Choose the experimental features you want to try

This document is an excerpt from the EUR-Lex website

Onlineleren: programma eLearning (2004-2006)

Het programma eLearning beoogde de kwaliteit en de toegankelijkheid van de Europese onderwijs- en beroepsopleidingssystemen te verbeteren door doeltreffend gebruik te maken van informatie- en communicatietechnologie.

BESLUIT

Beschikking nr. 2318/2003/EG van het Europees Parlement en de Raad van 5 december 2003 tot goedkeuring van een meerjarenprogramma (2004-2006) voor de doeltreffende integratie van informatie- en communicatietechnologie (ICT) in de onderwijs- en beroepsopleidingsstelsels in Europa (eLearning-programma).

SAMENVATTING

Doelstellingen

De algemene doelstelling van het programma bestond erin het doeltreffend gebruik van informatie- en communicatietechnologie in de Europese onderwijs- en beroepsopleidingssystemen te bevorderen. Het kwam erop aan een bijdrage aan kwalitatief hoogwaardig onderwijs te leveren en de onderwijs- en beroepsopleidingssystemen aan te passen aan de eisen van een kennismaatschappij en het Europese model van sociale samenhang.

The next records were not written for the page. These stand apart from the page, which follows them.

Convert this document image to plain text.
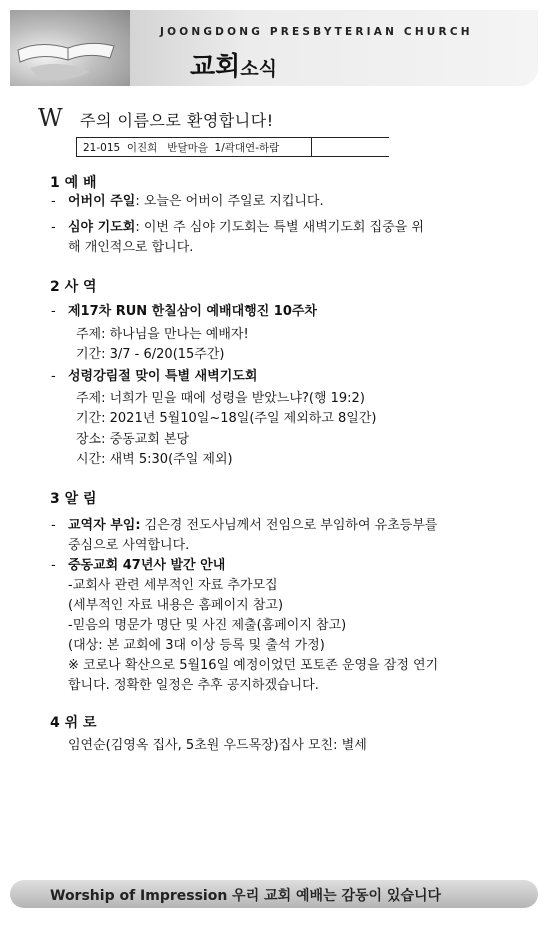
JOONGDONG PRESBYTERIAN CHURCH
교회소식
W 주의 이름으로 환영합니다!
21-015  이진희   반달마을  1/곽대연-하람
1 예 배
- 어버이 주일: 오늘은 어버이 주일로 지킵니다.
- 심야 기도회: 이번 주 심야 기도회는 특별 새벽기도회 집중을 위
해 개인적으로 합니다.
2 사 역
- 제17차 RUN 한칠삼이 예배대행진 10주차
주제: 하나님을 만나는 예배자!
기간: 3/7 - 6/20(15주간)
- 성령강림절 맞이 특별 새벽기도회
주제: 너희가 믿을 때에 성령을 받았느냐?(행 19:2)
기간: 2021년 5월10일~18일(주일 제외하고 8일간)
장소: 중동교회 본당
시간: 새벽 5:30(주일 제외)
3 알 림
- 교역자 부임: 김은경 전도사님께서 전임으로 부임하여 유초등부를
중심으로 사역합니다.
- 중동교회 47년사 발간 안내
-교회사 관련 세부적인 자료 추가모집
(세부적인 자료 내용은 홈페이지 참고)
-믿음의 명문가 명단 및 사진 제출(홈페이지 참고)
(대상: 본 교회에 3대 이상 등록 및 출석 가정)
※ 코로나 확산으로 5월16일 예정이었던 포토존 운영을 잠정 연기
합니다. 정확한 일정은 추후 공지하겠습니다.
4 위 로
임연순(김영옥 집사, 5초원 우드목장)집사 모친: 별세
Worship of Impression 우리 교회 예배는 감동이 있습니다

De specifieke doelstellingen van het programma waren:

  • middelen onderzoeken en ontwikkelen om e-leren in te zetten voor de versterking van de sociale samenhang, de bevordering van de persoonlijke ontwikkeling en de interculturele dialoog en de bestrijding van de digitale kloof;
  • het gebruik van e-leren bevorderen en ontwikkelen met het oog op de implementatie van het idee van een leven lang leren in Europa;
  • de mogelijkheden van e-leren benutten om de Europese dimensie in het onderwijs te versterken;
  • een beter gestructureerde samenwerking op het gebied van e-leren tussen de verschillende communautaire programma’s en instrumenten en de acties van de lidstaten bevorderen;
  • mechanismen in het leven roepen die zorgen voor een betere kwaliteit van de producten en diensten alsook voor een doeltreffende verspreiding en voor de uitwisseling van goede praktijken.

Acties

De actielijnen van het eLearning-programma waren:

  • het bevorderen van de digitale geletterdheid. Bij de acties op dit terrein werd aandacht besteed aan de bijdrage die ICT aan het leerproces kan leveren, in het bijzonder voor degenen die niet kunnen profiteren van het traditionele onderwijs- en opleidingsaanbod door hun woonplaats in geografisch afgelegen gebieden, hun sociale situatie of specifieke behoeften. Doel was goede praktijkvoorbeelden in kaart te brengen en synergie-effecten teweeg te brengen tussen de vele nationale en Europese activiteiten die ten behoeve van genoemde doelgroepen worden ondernomen. Onderzoeken en een deskundigengroep op hoog niveau moesten op dit gebied voor aanbevelingen zorgen;
  • het creëren van Europese virtuele campussen. De acties op dit terrein waren op een betere integratie van de virtuele dimensie in het hoger onderwijs gericht. Doel was de ontwikkeling van nieuwe organisatiemodellen voor de verstrekking van hoger onderwijs in Europa (virtuele campussen) en uitwisselingsprogramma’s en gezamenlijke projecten (virtuele mobiliteit) te stimuleren, daarbij voort te bouwen op de bestaande raamwerken voor Europese samenwerking (het Erasmus-programma en het Bologna-proces) en de in dit kader te hanteren instrumenten (European Credit Transfer System, Europese masteropleidingen, kwaliteitsborging en mobiliteit) een op e-learning gerichte dimensie te geven;
  • de ontwikkeling van eTwinning tussen scholen in het lager en secundair onderwijs in Europa en het promoten van opleidingen voor onderwijzend personeel. De actie die op 14 januari 2005 werd gestart, had ten doel de vorming van netwerken tussen scholen te versterken en verder te ontwikkelen, met name door een Europees project voor "twinning", dat alle scholen in Europa de mogelijkheid moet bieden om onderwijspartnerschappen met andere scholen in Europa aan te gaan, waarbij het leren van talen en de interculturele dialoog werden bevorderd en de aandacht werd gevestigd op het meertalige en multiculturele maatschappijmodel in Europa;
  • transversale acties en monitoringactiviteiten van "e-learning". De acties op dit terrein waren op de bevordering van e-learning in Europa gericht en bouwden voort op de monitoringactiviteiten van het eLearning-actieplan. Het doel van deze acties was het verspreiden, het propageren en het overdragen van goede praktijken en resultaten van de vele door de Europese Unie of de lidstaten gefinancierde projecten en programma’s, alsook het versterken van de samenwerking tussen de verschillende betrokken partijen, met name door partnerschappen tussen de openbare en de particuliere sector te stimuleren.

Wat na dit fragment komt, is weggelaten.